Australia’s Slower Growth and Inflation Suggest Earlier RBA Pause

Key points:

  • The household savings ratio fell from 7.1% three months ago to 4.5%, the lowest level since September 2017,
  • Homeownership transfer costs and non-dwelling construction were subtracted from GDP, as did inventories
  • Trade added 1.1 percentage points to GDP growth

It is surprising that Australia’s economic growth is running at a slower pace due to inflation. It prompts the Reserve Bank to reconsider what it holds in terms of the future interest-rate increases.

The currency and government bond yields slid as gross domestic product advanced 0.5% in the final three months of 2022, well below estimates of a 0.8% gain, official data showed on Wednesday. From a year earlier, the economy expanded by 2.7%, down from the third quarter’s 5.9%.

The result came together with a separate report showing monthly inflation eased in January to 7.4%, versus a forecast of 8.1%, sending the currency to its lowest level in two months and three-year government bond yields down by 7 basis points to 3.53%.

“Today’s data to me looks quite soft,” Diana Mousina, a senior economist at AMP Capital Markets Ltd., said in an interview with Bloomberg Television. “So I think we’re getting close to that RBA pause, maybe one more rate hike in March, and then I think the risk is that the RBA will pause.”

The data together with an increase in unemployment and contained wages suggest that RBA’s most aggressive rigid cycle in a generation is now starting to pay dividends. While money markets and economists are expecting the central bank to hike further, it’s not under the same pressure as it was even just a month ago.

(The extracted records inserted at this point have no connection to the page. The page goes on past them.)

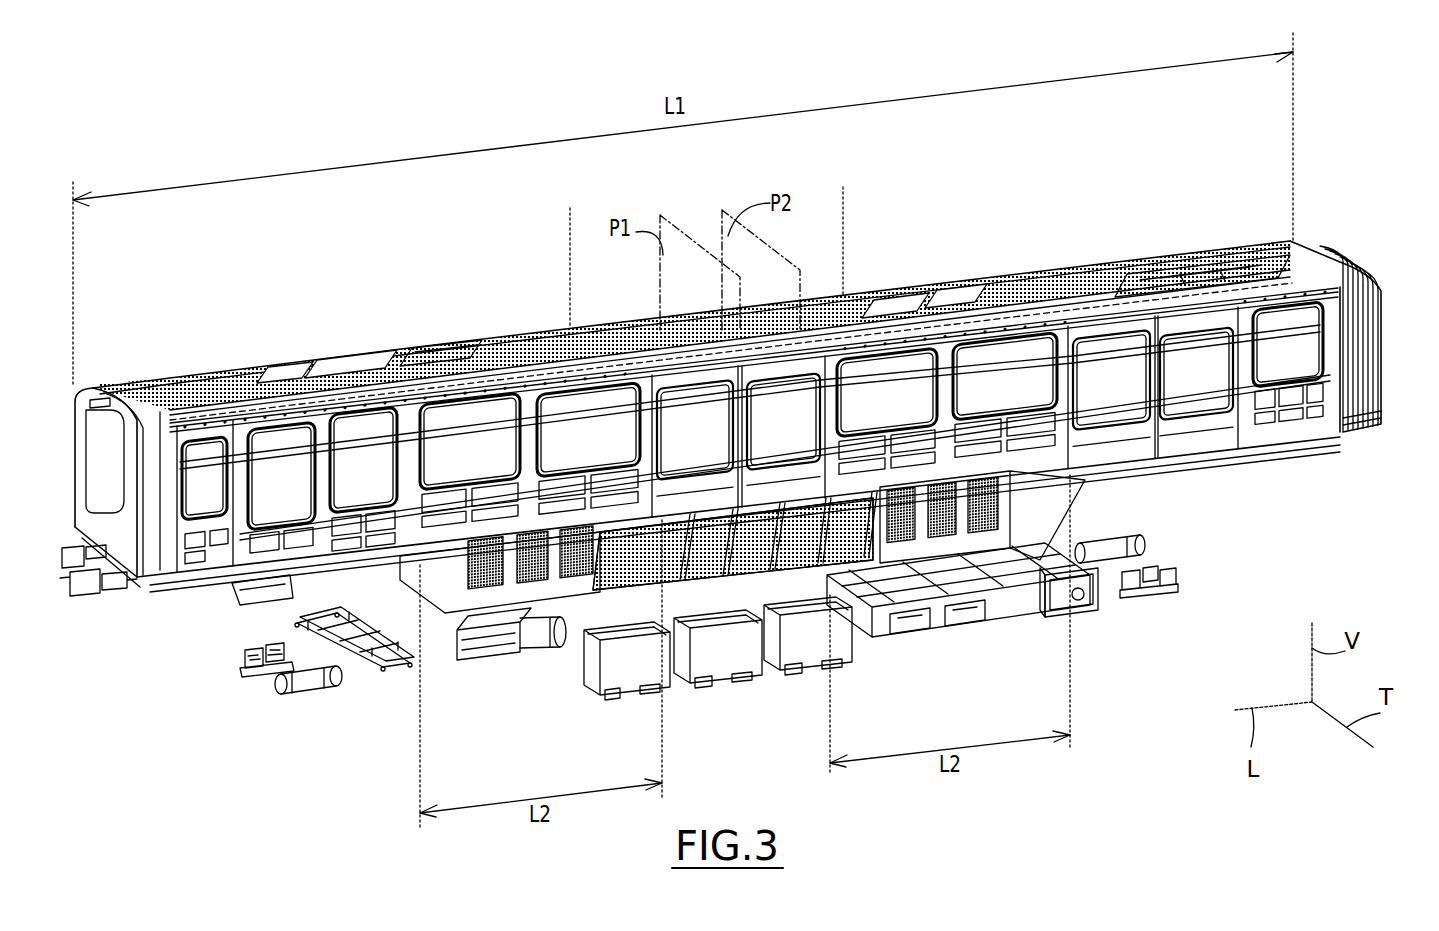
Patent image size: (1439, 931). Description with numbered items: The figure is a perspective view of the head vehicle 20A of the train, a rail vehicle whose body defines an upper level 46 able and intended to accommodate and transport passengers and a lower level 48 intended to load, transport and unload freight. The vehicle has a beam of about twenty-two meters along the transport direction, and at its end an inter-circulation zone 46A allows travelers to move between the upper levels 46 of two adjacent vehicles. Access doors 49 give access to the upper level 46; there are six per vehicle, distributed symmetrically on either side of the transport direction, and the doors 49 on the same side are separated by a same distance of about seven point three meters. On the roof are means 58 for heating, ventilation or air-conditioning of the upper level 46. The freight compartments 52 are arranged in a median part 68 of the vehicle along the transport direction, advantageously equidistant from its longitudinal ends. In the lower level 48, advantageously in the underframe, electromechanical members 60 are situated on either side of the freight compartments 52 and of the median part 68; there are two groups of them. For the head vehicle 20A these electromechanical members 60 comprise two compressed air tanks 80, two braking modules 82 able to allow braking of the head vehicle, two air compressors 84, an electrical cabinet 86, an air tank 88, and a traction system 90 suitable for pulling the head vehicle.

The head vehicle 20A is at (313, 277).
The upper level 46 is at (900, 367).
The inter-circulation zone 46A is at (1373, 367).
The lower level 48 is at (647, 533).
The access doors 49 is at (677, 393).
The freight compartments 52 is at (803, 657).
The means for heating, ventilation or air-conditioning 58 is at (273, 373).
The electromechanical members 60 is at (578, 714).
The median part 68 is at (570, 205).
The compressed air tanks 80 is at (298, 688).
The braking modules 82 is at (243, 672).
The air compressors 84 is at (407, 667).
The electrical cabinet 86 is at (482, 653).
The air tank 88 is at (530, 653).
The traction system 90 is at (1003, 612).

The RBA has hiked by 3.25 percentage points since May to take the cash rate to a 10-year high. While money markets scaled back bets slightly today, they’re still pricing a peak rate of 4.2% this year, from 3.35% now. That suggests at least three more quarter-point rate increases to come.

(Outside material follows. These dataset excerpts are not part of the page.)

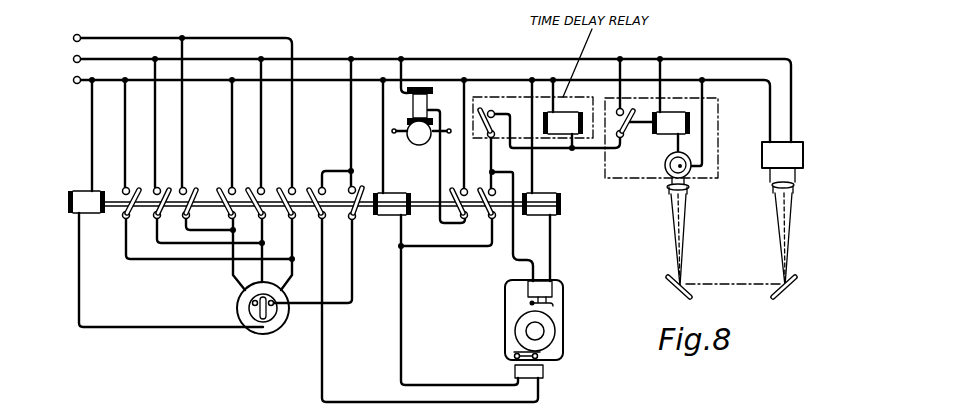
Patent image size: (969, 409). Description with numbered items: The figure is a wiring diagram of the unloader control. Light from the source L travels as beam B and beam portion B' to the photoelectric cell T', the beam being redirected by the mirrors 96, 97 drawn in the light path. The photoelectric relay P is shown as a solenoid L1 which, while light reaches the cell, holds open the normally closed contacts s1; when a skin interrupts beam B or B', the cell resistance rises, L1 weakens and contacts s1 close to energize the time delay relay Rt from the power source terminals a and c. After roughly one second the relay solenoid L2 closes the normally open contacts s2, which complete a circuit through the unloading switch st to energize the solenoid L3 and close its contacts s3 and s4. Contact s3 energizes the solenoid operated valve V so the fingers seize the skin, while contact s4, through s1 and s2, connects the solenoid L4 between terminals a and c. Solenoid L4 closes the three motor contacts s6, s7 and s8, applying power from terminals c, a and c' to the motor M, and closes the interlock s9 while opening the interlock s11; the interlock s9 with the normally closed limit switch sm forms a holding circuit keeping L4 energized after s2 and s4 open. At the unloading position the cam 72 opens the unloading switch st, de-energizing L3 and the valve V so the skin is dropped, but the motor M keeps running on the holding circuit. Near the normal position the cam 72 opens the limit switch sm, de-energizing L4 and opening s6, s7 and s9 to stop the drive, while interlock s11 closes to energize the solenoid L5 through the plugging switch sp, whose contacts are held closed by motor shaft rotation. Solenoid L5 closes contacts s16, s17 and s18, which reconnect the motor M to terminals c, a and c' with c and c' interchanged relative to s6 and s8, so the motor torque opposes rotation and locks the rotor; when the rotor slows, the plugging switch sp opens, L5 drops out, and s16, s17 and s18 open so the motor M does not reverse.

The power source terminal c' is at (168, 108).
The power source terminal a is at (418, 96).
The power source terminal c is at (408, 106).
The solenoid L5 is at (80, 190).
The solenoid L4 is at (393, 192).
The solenoid L3 is at (537, 215).
The solenoid L2 is at (562, 131).
The solenoid L1 is at (668, 116).
The time delay relay Rt is at (566, 198).
The contacts s16 is at (125, 212).
The contacts s17 is at (167, 188).
The contacts s18 is at (197, 206).
The motor contacts s6 is at (229, 207).
The motor contacts s7 is at (247, 186).
The motor contacts s8 is at (278, 186).
The interlock s9 is at (309, 186).
The interlock s11 is at (358, 218).
The contacts s3 is at (453, 212).
The contacts s4 is at (486, 212).
The contacts s2 is at (481, 106).
The contacts s1 is at (627, 133).
The photoelectric relay P is at (618, 178).
The solenoid operated valve V is at (421, 116).
The motor M is at (283, 331).
The plugging switch sp is at (260, 312).
The cam 72 is at (518, 334).
The unloading switch st is at (552, 288).
The limit switch sm is at (545, 372).
The photoelectric cell T' is at (699, 176).
The light source L is at (798, 142).
The light beam portion B' is at (691, 240).
The light beam B is at (794, 239).
The mirror 97 is at (680, 296).
The mirror 96 is at (782, 294).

“It’s getting much more difficult to ‘look through’ the weakness as some kind of temporary blip or seasonal adjustment issue,” said John Bromhead, a strategist at Australia & New Zealand Banking Group Ltd. “The run of economic data through February warrants a fundamental reassessment of the Australian economic position.”

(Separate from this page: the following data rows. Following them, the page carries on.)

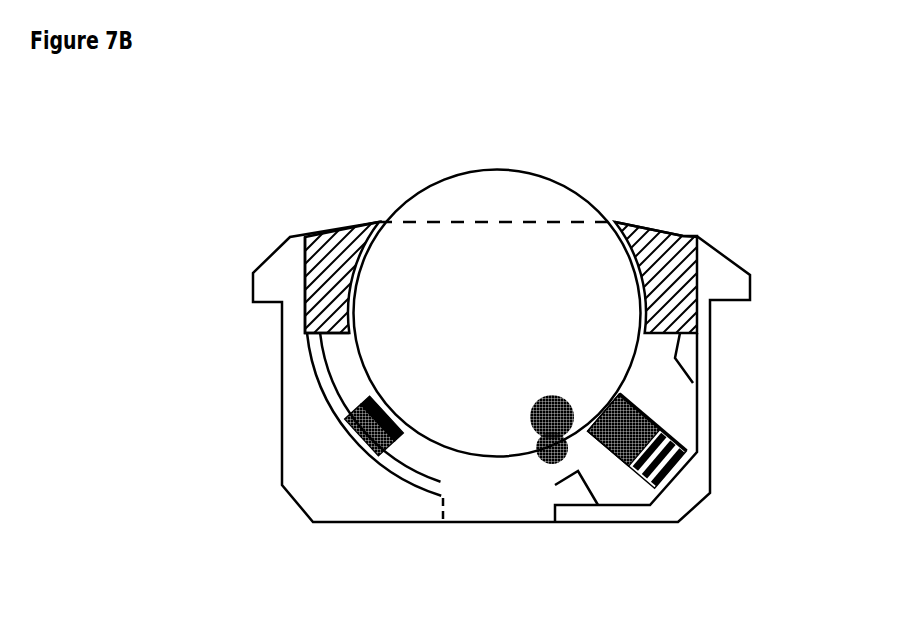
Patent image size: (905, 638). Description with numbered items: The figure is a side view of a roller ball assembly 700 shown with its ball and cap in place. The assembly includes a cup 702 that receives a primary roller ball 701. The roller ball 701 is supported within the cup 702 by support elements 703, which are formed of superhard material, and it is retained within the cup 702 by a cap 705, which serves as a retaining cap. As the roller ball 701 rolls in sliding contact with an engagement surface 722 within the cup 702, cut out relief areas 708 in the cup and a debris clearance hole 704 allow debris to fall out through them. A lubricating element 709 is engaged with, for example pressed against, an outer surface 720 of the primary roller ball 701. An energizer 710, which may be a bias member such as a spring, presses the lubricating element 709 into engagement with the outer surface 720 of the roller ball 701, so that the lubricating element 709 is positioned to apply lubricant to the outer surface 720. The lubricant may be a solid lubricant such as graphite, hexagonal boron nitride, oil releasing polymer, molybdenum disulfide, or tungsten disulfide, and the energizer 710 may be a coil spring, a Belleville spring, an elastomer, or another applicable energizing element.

The roller ball assembly 700 is at (240, 130).
The primary roller ball 701 is at (458, 157).
The cup 702 is at (280, 402).
The support elements 703 is at (362, 431).
The debris clearance hole 704 is at (530, 500).
The cap 705 is at (668, 230).
The cut out relief areas 708 is at (636, 428).
The lubricating element 709 is at (650, 389).
The energizer 710 is at (676, 436).
The outer surface 720 is at (495, 167).
The engagement surface 722 is at (395, 411).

Both the RBA and Treasury expected consumer prices to peak late last year and for inflation to begin easing. The January CPI result supports that view.

“This is the inevitable consequence of global challenges, high inflation, and rising interest rates,” Treasurer Jim Chalmers told reporters after the release. “We knew that 2023 would be a challenging year for the economy, and we still expect that to be the case.”

While Chalmers faces multiple headwinds as he prepares a budget for early May, one bright spot has been elevated export prices that have brought a windfall to the fiscal coffers.

The treasurer has expressed confidence that Australia will dodge a recession and the RBA’s forecasts show GDP growth slowing to 1.5% at year’s end.

Wednesday’s report showed household spending rose just 0.3%, much slower than prior quarters, adding 0.2 percentage points to GDP growth. Consumption has been underpinned by more than A$200 billion ($135 billion) in savings Australians amassed during the pandemic.